Le 24 septembre dernier, Manuel Valls avait décrété « l’impossibilité pour les Roms (sauf quelques familles, avait-il précisé) de s’intégrer ». En toute logique, le ministre de l’Intérieur a donc fait sortir une jeune fille de 15 ans d’un bus scolaire pour l’expulser au Kosovo en compagnie de sa famille. Une jeune fille scolarisée depuis 4 ans dans le Doubs… preuve évidente de son incapacité à s’intégrer ! Indignation chez une partie des socialistes qui n’ont pourtant jamais remis en cause la politique de Manuel Valls, politique qui est aussi – jusqu’à preuve du contraire – celle du président de la République. Approbation (par voix de sondages) d’une majorité de Français. Félicitation de la droite et de l’extrême droite qui fait son miel du discours sécuritaire et répressif des plus hauts représentants de la majorité. Colère des lycéens et des étudiants qui descendent dans la rue et finissent par inquiéter François Hollande qui se souvient de l’impact potentiel d’une jeunesse contestatrice.
Hollande n’a pas oublié les ennuis de Chirac, en 1986, avec les lycéens qui s’opposaient à la réforme universitaire du ministre Devaquet ni ceux de Villepin, en 2006, avec le Contrat de première embauche (CPE). Deux projets que les manifestations étudiantes avaient fait capoter. Samedi, donc, François Hollande endossant les habits de Salomon, tente de calmer le jeu et annonce que Leonarda, la jeune fille expulsée, pourrait revenir en France poursuivre ses études, si elle le souhaite mais sans sa famille définitivement expulsée. Mais la jeune fille refuse ce choix. Manuel Valls salue le « geste de générosité » présidentiel et assure qu’il ne changera pas de cap.
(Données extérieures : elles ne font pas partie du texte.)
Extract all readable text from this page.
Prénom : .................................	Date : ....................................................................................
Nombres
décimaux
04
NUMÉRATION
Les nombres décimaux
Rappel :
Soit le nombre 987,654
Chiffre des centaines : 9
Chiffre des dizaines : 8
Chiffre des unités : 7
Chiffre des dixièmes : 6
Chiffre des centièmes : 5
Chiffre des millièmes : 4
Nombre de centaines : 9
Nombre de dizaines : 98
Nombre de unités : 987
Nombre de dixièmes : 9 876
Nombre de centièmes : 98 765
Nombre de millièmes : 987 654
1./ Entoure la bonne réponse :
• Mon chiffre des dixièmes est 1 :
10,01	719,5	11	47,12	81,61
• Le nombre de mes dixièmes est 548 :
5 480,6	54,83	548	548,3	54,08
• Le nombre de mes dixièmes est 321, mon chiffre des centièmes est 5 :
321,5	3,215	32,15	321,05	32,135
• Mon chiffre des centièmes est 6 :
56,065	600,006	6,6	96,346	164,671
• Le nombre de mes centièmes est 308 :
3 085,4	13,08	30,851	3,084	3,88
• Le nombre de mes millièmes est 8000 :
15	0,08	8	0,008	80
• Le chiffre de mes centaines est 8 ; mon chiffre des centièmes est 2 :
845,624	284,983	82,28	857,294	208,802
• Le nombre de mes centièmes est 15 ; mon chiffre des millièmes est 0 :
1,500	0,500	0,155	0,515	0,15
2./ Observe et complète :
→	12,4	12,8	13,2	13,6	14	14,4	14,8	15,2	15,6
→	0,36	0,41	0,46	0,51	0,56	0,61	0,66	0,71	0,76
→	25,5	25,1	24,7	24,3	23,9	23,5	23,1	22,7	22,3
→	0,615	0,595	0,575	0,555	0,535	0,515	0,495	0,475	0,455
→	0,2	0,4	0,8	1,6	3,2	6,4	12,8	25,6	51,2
Le ministre de l’Intérieur profitant de l’occasion pour faire état de son « tableau de chasse » et indiquer qu’avec le gouvernement socialiste on expulse davantage que sous l’époque Sarkozy.
La décision présidentielle n’aura pas calmé la grogne au PS. Et la droite se déchaine à l’image de l’ancien ministre et député UMP Bruno Lemaire qui s’écrie : «Honte à François Hollande de faire passer les revendications minoritaires avant les intérêts de la majorité des Français! Honte à lui de contourner les lois de la République ». Bref, au-delà de la question de fond et de la calamiteuse politique migratoire de la gauche française, la gestion politique et médiatique de l’affaire Leonarda promet encore quelques sueurs froides dans les allées du pouvoir. « Le changement, maintenant » proclamait le candidat socialiste en 2012. « Le changement dans la continuité », revendiquait Giscard en 1981. Avec Hollande, et son ministre de l’Intérieur, c’est donc « la continuité sans le changement »…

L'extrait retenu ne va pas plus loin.